We don’t have a dividend policy at this point in time, and I think it’s probably a bit premature to state, but it’s pretty blindingly obvious, when you look at our numbers, that we are going to be a cash cow; we’re going to be producing more than we can responsibly re-spend. In the short term, there are a lot of opportunities for us to improve our finances, by reducing our debt, reducing finance costs, by increasing our exploration, and so forth. So we’ll spend our money on that first, and there are lots of other opportunities for us to improve the assets we’ve got. And once we’ve done all that, we’ll think about the dividend policy.

Richard A

The next question is about the current plant that’s being constructed. Will it process all from additional mines?

Richard G

No, it won’t, and the reason it won’t is because, being in the national park, it’s a very prescriptive planning permit we have, and the mine is taken from the Cononish orebody, which goes through the plant, and which is located right there by the portal. The one thing the parks don’t want is trucks running up and down the glen through the  park; so, definitely, we won’t be doing any toll processing.

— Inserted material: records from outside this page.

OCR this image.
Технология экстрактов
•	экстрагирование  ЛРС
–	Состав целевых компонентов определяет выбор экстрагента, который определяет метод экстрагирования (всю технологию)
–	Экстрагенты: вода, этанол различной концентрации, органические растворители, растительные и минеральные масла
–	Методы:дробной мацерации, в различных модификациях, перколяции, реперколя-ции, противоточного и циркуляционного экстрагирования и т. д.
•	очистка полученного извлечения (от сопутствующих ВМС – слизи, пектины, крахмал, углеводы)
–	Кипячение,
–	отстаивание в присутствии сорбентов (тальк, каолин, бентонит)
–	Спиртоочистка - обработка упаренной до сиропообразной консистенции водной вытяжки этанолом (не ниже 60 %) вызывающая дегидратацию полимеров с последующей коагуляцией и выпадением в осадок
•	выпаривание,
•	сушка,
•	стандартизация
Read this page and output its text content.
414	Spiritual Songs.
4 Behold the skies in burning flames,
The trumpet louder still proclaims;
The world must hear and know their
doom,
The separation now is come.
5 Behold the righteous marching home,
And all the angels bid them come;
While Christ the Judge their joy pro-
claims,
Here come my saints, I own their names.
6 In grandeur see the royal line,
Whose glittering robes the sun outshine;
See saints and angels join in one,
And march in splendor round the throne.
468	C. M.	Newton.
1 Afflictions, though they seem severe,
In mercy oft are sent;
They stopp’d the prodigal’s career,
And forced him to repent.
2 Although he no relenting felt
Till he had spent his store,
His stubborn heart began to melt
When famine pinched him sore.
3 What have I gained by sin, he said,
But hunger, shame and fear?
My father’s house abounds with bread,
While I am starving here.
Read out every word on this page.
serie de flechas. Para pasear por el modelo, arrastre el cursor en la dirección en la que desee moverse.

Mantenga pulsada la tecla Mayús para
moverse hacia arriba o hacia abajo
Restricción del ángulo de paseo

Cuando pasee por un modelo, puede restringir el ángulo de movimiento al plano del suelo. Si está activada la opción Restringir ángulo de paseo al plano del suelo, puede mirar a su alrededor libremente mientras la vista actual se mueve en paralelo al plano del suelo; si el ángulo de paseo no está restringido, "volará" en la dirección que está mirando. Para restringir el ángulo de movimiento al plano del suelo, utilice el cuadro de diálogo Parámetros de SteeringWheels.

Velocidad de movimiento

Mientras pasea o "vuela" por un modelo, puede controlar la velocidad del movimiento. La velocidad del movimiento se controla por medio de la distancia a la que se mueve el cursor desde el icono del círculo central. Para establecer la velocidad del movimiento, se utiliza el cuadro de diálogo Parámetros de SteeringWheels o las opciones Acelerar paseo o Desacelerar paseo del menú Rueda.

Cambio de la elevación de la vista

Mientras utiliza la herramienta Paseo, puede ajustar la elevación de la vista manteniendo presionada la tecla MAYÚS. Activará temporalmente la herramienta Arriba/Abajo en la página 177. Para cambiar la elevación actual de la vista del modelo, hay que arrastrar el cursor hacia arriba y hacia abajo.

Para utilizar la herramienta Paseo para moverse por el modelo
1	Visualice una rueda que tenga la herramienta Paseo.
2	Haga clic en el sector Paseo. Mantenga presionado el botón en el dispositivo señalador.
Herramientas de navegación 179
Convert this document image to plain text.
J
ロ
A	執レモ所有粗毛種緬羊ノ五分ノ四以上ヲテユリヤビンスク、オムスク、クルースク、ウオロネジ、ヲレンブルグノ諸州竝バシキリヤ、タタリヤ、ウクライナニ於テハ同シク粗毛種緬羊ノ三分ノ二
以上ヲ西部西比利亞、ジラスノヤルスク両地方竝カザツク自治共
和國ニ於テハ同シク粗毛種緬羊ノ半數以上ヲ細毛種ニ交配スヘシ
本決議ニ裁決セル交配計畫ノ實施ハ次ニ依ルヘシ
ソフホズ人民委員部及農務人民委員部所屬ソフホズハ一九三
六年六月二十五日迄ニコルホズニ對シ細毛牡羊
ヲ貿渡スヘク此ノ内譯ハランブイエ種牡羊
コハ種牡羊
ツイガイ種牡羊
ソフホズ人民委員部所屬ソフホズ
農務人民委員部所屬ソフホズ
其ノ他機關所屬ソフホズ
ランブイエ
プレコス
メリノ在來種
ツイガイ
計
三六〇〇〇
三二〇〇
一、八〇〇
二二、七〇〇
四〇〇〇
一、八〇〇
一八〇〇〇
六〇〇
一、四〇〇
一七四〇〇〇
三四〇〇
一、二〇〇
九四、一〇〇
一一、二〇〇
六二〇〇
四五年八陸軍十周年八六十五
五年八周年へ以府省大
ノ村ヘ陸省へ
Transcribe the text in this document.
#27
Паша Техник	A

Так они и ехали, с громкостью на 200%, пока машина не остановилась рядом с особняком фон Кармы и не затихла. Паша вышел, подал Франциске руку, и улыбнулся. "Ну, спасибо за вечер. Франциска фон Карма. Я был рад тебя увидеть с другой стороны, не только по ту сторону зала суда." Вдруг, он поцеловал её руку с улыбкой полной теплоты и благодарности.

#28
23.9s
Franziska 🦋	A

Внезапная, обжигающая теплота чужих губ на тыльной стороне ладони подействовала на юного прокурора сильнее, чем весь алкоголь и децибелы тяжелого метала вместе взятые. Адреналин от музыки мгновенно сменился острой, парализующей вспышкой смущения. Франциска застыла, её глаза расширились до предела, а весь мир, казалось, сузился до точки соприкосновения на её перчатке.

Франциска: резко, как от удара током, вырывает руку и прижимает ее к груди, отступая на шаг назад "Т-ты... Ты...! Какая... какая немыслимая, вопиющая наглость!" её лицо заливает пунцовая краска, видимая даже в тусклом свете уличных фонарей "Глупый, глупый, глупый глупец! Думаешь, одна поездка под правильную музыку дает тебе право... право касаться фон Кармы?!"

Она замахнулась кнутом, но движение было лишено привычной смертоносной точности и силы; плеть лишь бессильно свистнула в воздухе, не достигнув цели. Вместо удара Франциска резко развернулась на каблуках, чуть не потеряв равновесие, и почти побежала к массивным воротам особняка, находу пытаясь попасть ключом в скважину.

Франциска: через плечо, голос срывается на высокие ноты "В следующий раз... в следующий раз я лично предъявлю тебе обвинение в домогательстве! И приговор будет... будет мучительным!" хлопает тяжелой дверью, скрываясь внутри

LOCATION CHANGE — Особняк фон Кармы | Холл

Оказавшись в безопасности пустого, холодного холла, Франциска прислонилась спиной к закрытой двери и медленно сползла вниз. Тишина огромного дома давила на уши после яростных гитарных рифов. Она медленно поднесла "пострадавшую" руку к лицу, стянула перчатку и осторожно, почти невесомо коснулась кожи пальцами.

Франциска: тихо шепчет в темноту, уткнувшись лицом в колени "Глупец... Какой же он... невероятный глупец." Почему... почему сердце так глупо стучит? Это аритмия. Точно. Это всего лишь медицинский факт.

Just the other side of the hill, we are actually outside the park, so if we were to find another deposit or two, we could definitely look at the concept of a centralised processing plant, or several other deposits, and, potentially, those might include additional deposits to Cononish.

Richard A

I’ve got one last question: can you expand on your gold retailing initiatives for your output?

Richard G

We’ve got two jewellers. We’ve worked very closely with them over many years. The gold we produce through doré goes through a chain of custody, basically proven provenance, and through the Edinburgh Assay Office, through the refiner and onto the jewellers. Because we’ve had a long relationship with them, and they’ve been supportive, and we we’ve agreed with them that they will take the production for next year, they will both want as much as they can get, so we’ll share between them next year. Thereafter, we will look at how we will share with other interested parties. We have a lot of jewellers and other institutions that are very keen to get hold of our gold. I know gold is gold, but gold that has proven provenance in Scotland has that certain cachet – it’s worth something.